Bâtiment de style Renaissance construit de 1891 à 1892 sous le mandat du maire Alfred Chion-Ducollet. Il fut construit sur l'emplacement d'un vieil hôpital dont l'une des salles servait de mairie. Tous les blocs de pierre taillée proviennent des carrières de Versenat.. Il abrite certaines des plus anciennes archives de l'Isère avec notamment une Charte rédigée par le Dauphin datant de 1309. L'architecte Jules Besson construira aussi l'hôpital en 1907. L'ancien mécanisme de son horloge est conservé au musée Matheysin.

Le jardin de ville

En son centre, s'élève un kiosque à musique de plan hexagonal. Imaginé par Lucien Fournier, architecte municipal, cet édifice accueille régulièrement l'Harmonie Muroise et l'École de musique.

Près de la fontaine, la sculpture « Grisou » du Murois Abel Chrétien rend hommage aux victimes des mines, de Matheysine (d'où le grisou est absent) et d'ailleurs.

La Halle

Elle fut édifiée pour la première fois en 1309 suite à la « Charte des Libertés » concédant aux habitants de La Mure certains droits dont celui « des Halles ».

Elle fut édifiée pour la première fois en 1309 suite à la « Charte des Libertés » concédant aux habitants de La Mure certains droits dont celui « des Halles ».

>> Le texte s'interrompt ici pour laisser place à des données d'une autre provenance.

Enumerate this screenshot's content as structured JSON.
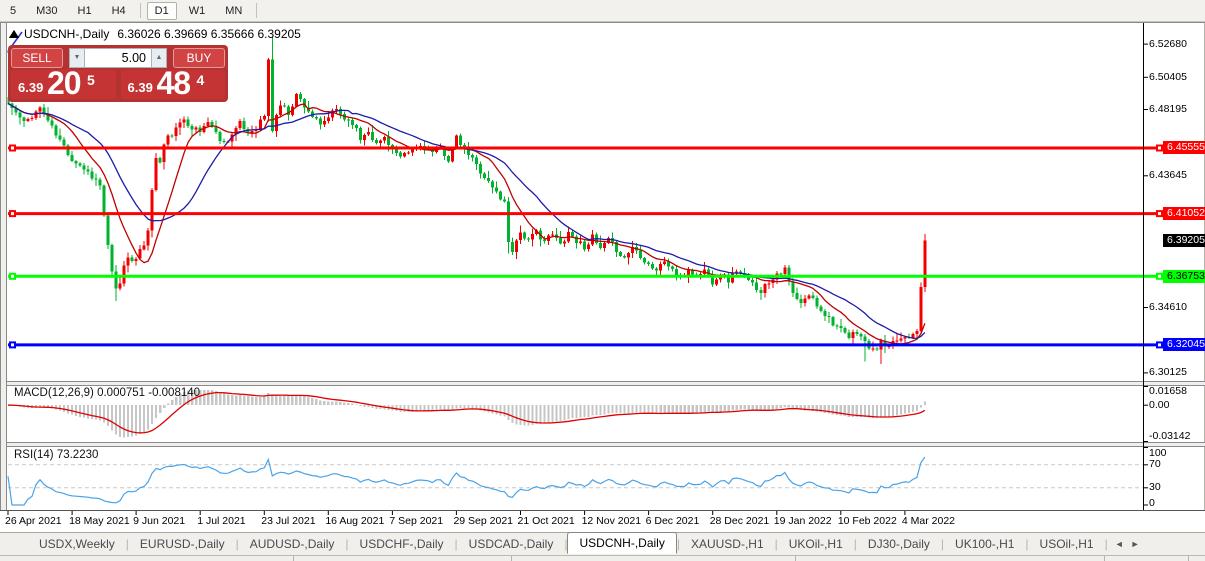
{
  "toolbar": {
    "timeframes": [
      "5",
      "M30",
      "H1",
      "H4",
      "D1",
      "W1",
      "MN"
    ],
    "active": "D1",
    "separators_after": [
      3,
      6
    ]
  },
  "chart_header": {
    "title": "USDCNH-,Daily",
    "ohlc_text": "6.36026 6.39669 6.35666 6.39205"
  },
  "trade_panel": {
    "sell_label": "SELL",
    "buy_label": "BUY",
    "volume": "5.00",
    "spinner_down_icon": "▼",
    "spinner_up_icon": "▲",
    "sell_price": {
      "small": "6.39",
      "big": "20",
      "sup": "5"
    },
    "buy_price": {
      "small": "6.39",
      "big": "48",
      "sup": "4"
    }
  },
  "indicators": {
    "macd_label": "MACD(12,26,9) 0.000751 -0.008140",
    "rsi_label": "RSI(14) 73.2230"
  },
  "date_axis": [
    "26 Apr 2021",
    "18 May 2021",
    "9 Jun 2021",
    "1 Jul 2021",
    "23 Jul 2021",
    "16 Aug 2021",
    "7 Sep 2021",
    "29 Sep 2021",
    "21 Oct 2021",
    "12 Nov 2021",
    "6 Dec 2021",
    "28 Dec 2021",
    "19 Jan 2022",
    "10 Feb 2022",
    "4 Mar 2022"
  ],
  "tabs": {
    "items": [
      "USDX,Weekly",
      "EURUSD-,Daily",
      "AUDUSD-,Daily",
      "USDCHF-,Daily",
      "USDCAD-,Daily",
      "USDCNH-,Daily",
      "XAUUSD-,H1",
      "UKOil-,H1",
      "DJ30-,Daily",
      "UK100-,H1",
      "USOil-,H1"
    ],
    "active": "USDCNH-,Daily",
    "separator": "|",
    "scroll_left_icon": "◄",
    "scroll_right_icon": "►"
  },
  "chart_data": {
    "type": "candlestick",
    "symbol": "USDCNH-",
    "timeframe": "Daily",
    "candle_count": 230,
    "seed": 11,
    "noise": 0.0022,
    "last_candle": [
      6.36026,
      6.39669,
      6.35666,
      6.39205
    ],
    "axis": {
      "price_top": 6.5406,
      "price_bottom": 6.2957,
      "ticks": [
        {
          "label": "6.52680",
          "price": 6.5268
        },
        {
          "label": "6.50405",
          "price": 6.50405
        },
        {
          "label": "6.48195",
          "price": 6.48195
        },
        {
          "label": "6.43645",
          "price": 6.43645
        },
        {
          "label": "6.34610",
          "price": 6.3461
        },
        {
          "label": "6.30125",
          "price": 6.30125
        }
      ]
    },
    "hlines": [
      {
        "price": 6.45555,
        "label": "6.45555",
        "color": "#ff0000",
        "text": "#ffffff"
      },
      {
        "price": 6.41052,
        "label": "6.41052",
        "color": "#ff0000",
        "text": "#ffffff"
      },
      {
        "price": 6.36753,
        "label": "6.36753",
        "color": "#00ff00",
        "text": "#000000"
      },
      {
        "price": 6.32045,
        "label": "6.32045",
        "color": "#0000ff",
        "text": "#ffffff"
      }
    ],
    "current_price": {
      "price": 6.39205,
      "label": "6.39205",
      "color": "#000000",
      "text": "#ffffff"
    },
    "ma_fast": {
      "period": 10,
      "color": "#c00000"
    },
    "ma_slow": {
      "period": 21,
      "color": "#1c1ca8"
    },
    "macd": {
      "fast": 12,
      "slow": 26,
      "signal": 9,
      "value": 0.000751,
      "signal_value": -0.00814,
      "axis_max": 0.01658,
      "axis_min": -0.03142,
      "axis_labels": [
        {
          "label": "0.01658",
          "v": 0.01658
        },
        {
          "label": "0.00",
          "v": 0
        },
        {
          "label": "-0.03142",
          "v": -0.03142
        }
      ]
    },
    "rsi": {
      "period": 14,
      "value": 73.223,
      "levels": [
        70,
        30
      ],
      "axis_labels": [
        {
          "label": "100",
          "v": 100
        },
        {
          "label": "70",
          "v": 70
        },
        {
          "label": "30",
          "v": 30
        },
        {
          "label": "0",
          "v": 0
        }
      ]
    },
    "date_tick_step": 16,
    "close_path": [
      [
        0,
        6.486
      ],
      [
        2,
        6.4795
      ],
      [
        4,
        6.4725
      ],
      [
        6,
        6.478
      ],
      [
        8,
        6.483
      ],
      [
        10,
        6.4745
      ],
      [
        12,
        6.4645
      ],
      [
        14,
        6.4565
      ],
      [
        16,
        6.448
      ],
      [
        18,
        6.444
      ],
      [
        20,
        6.439
      ],
      [
        22,
        6.4335
      ],
      [
        23,
        6.4295
      ],
      [
        24,
        6.4095
      ],
      [
        25,
        6.3875
      ],
      [
        26,
        6.3695
      ],
      [
        27,
        6.358
      ],
      [
        28,
        6.3635
      ],
      [
        29,
        6.3745
      ],
      [
        30,
        6.3815
      ],
      [
        32,
        6.3785
      ],
      [
        34,
        6.3895
      ],
      [
        35,
        6.4005
      ],
      [
        36,
        6.4255
      ],
      [
        37,
        6.4495
      ],
      [
        38,
        6.4455
      ],
      [
        39,
        6.4575
      ],
      [
        40,
        6.4625
      ],
      [
        42,
        6.468
      ],
      [
        44,
        6.4755
      ],
      [
        46,
        6.47
      ],
      [
        48,
        6.4665
      ],
      [
        50,
        6.4745
      ],
      [
        52,
        6.4655
      ],
      [
        54,
        6.459
      ],
      [
        56,
        6.465
      ],
      [
        58,
        6.472
      ],
      [
        60,
        6.466
      ],
      [
        62,
        6.47
      ],
      [
        64,
        6.478
      ],
      [
        65,
        6.515
      ],
      [
        66,
        6.468
      ],
      [
        67,
        6.478
      ],
      [
        68,
        6.4855
      ],
      [
        70,
        6.4795
      ],
      [
        72,
        6.492
      ],
      [
        74,
        6.485
      ],
      [
        76,
        6.4775
      ],
      [
        78,
        6.47
      ],
      [
        80,
        6.477
      ],
      [
        82,
        6.482
      ],
      [
        84,
        6.476
      ],
      [
        86,
        6.4735
      ],
      [
        88,
        6.462
      ],
      [
        90,
        6.468
      ],
      [
        92,
        6.458
      ],
      [
        94,
        6.463
      ],
      [
        96,
        6.4555
      ],
      [
        98,
        6.448
      ],
      [
        100,
        6.452
      ],
      [
        102,
        6.456
      ],
      [
        104,
        6.458
      ],
      [
        106,
        6.452
      ],
      [
        108,
        6.455
      ],
      [
        110,
        6.448
      ],
      [
        112,
        6.462
      ],
      [
        114,
        6.4545
      ],
      [
        116,
        6.448
      ],
      [
        118,
        6.44
      ],
      [
        120,
        6.432
      ],
      [
        122,
        6.425
      ],
      [
        124,
        6.418
      ],
      [
        125,
        6.392
      ],
      [
        126,
        6.386
      ],
      [
        128,
        6.398
      ],
      [
        130,
        6.3915
      ],
      [
        132,
        6.398
      ],
      [
        134,
        6.392
      ],
      [
        136,
        6.396
      ],
      [
        138,
        6.3895
      ],
      [
        140,
        6.398
      ],
      [
        142,
        6.392
      ],
      [
        144,
        6.388
      ],
      [
        146,
        6.394
      ],
      [
        148,
        6.386
      ],
      [
        150,
        6.392
      ],
      [
        152,
        6.386
      ],
      [
        154,
        6.38
      ],
      [
        156,
        6.388
      ],
      [
        158,
        6.382
      ],
      [
        160,
        6.376
      ],
      [
        162,
        6.372
      ],
      [
        164,
        6.378
      ],
      [
        166,
        6.372
      ],
      [
        168,
        6.366
      ],
      [
        170,
        6.372
      ],
      [
        172,
        6.368
      ],
      [
        174,
        6.372
      ],
      [
        176,
        6.364
      ],
      [
        178,
        6.37
      ],
      [
        180,
        6.365
      ],
      [
        182,
        6.372
      ],
      [
        184,
        6.366
      ],
      [
        186,
        6.362
      ],
      [
        188,
        6.358
      ],
      [
        190,
        6.364
      ],
      [
        192,
        6.37
      ],
      [
        194,
        6.372
      ],
      [
        196,
        6.355
      ],
      [
        198,
        6.348
      ],
      [
        200,
        6.355
      ],
      [
        202,
        6.348
      ],
      [
        204,
        6.342
      ],
      [
        206,
        6.336
      ],
      [
        208,
        6.33
      ],
      [
        210,
        6.325
      ],
      [
        212,
        6.33
      ],
      [
        214,
        6.322
      ],
      [
        216,
        6.316
      ],
      [
        218,
        6.322
      ],
      [
        220,
        6.318
      ],
      [
        222,
        6.324
      ],
      [
        224,
        6.326
      ],
      [
        226,
        6.328
      ],
      [
        227,
        6.33
      ],
      [
        228,
        6.3603
      ],
      [
        229,
        6.39205
      ]
    ],
    "wick_overrides": {
      "27": {
        "l": 6.3505
      },
      "66": {
        "h": 6.532
      },
      "125": {
        "l": 6.383
      },
      "214": {
        "l": 6.309
      },
      "218": {
        "l": 6.3075
      }
    },
    "colors": {
      "up": "#f20000",
      "down": "#00b22c",
      "macd_hist": "#c6c6c6",
      "macd_signal": "#e00000",
      "rsi": "#4aa3e8",
      "level_dashed": "#c8c8c8",
      "trendline": "#2a2ad0"
    }
  }
}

Elle abritait le marché, la boucherie et la grenette (négoce du grain). Incendiée à plusieurs reprises,
elle fut toujours reconstruite au même endroit, et pour la dernière fois au 19e siècle.

Aujourd'hui elle accueille tous les lundis matins une partie du marché.

Le château de Beaumont

Humbert de Comboursier, Châtelain royal de La Mure le construit après 1450. Des 4 tours à créneaux et mâchicoulis, seule la tour sud-est date de cette époque.. Sa chapelle, en cours de restauration, fut construite en 1845 quand les Soeurs de la Nativité convertissent le château en école de jeunes filles. Ce château est le dernier   des trois figurés sur le blason de la ville : avec le château delphinal voisin et le château des Combursier (école des Capucins) ont disparu. Propriété municipale depuis 1906, le château de Beaumont abrite aujourd'hui 35 logements.



L'école des Capucins

C'est la première École de Garçons créée par les moines Franciscains au XVIIe siècle sur les ruines du Château des Comboursier. Elle accueille aujourd'hui les enfants de 7 à 12 ans (école primaire).

Le lycée

Edifice de Style Néo Renaissance dessiné par Séraphin Bianchi sous la municipalité Chion-Ducollet.
Inauguré le même jour que le Chemin de fer de La Mure, le 24 juillet 1888. D'abord collège municipal de garçons, puis lycée en 1977, il propose un cycle général et technologique, ainsi qu'un cycle professionnel et une préparation au 1er degré de monitorat de ski alpin.

L'église Notre Dame
de l'Assomption

Ouverte au culte en 1900, l'église Notre Dame culminait alors à 60m. Mais son clocher fait en ciment moulé a dû être raccourci car trop fragile. Après Notre Dame de la salette, c'est le plus important monument religieux du Sud Isère.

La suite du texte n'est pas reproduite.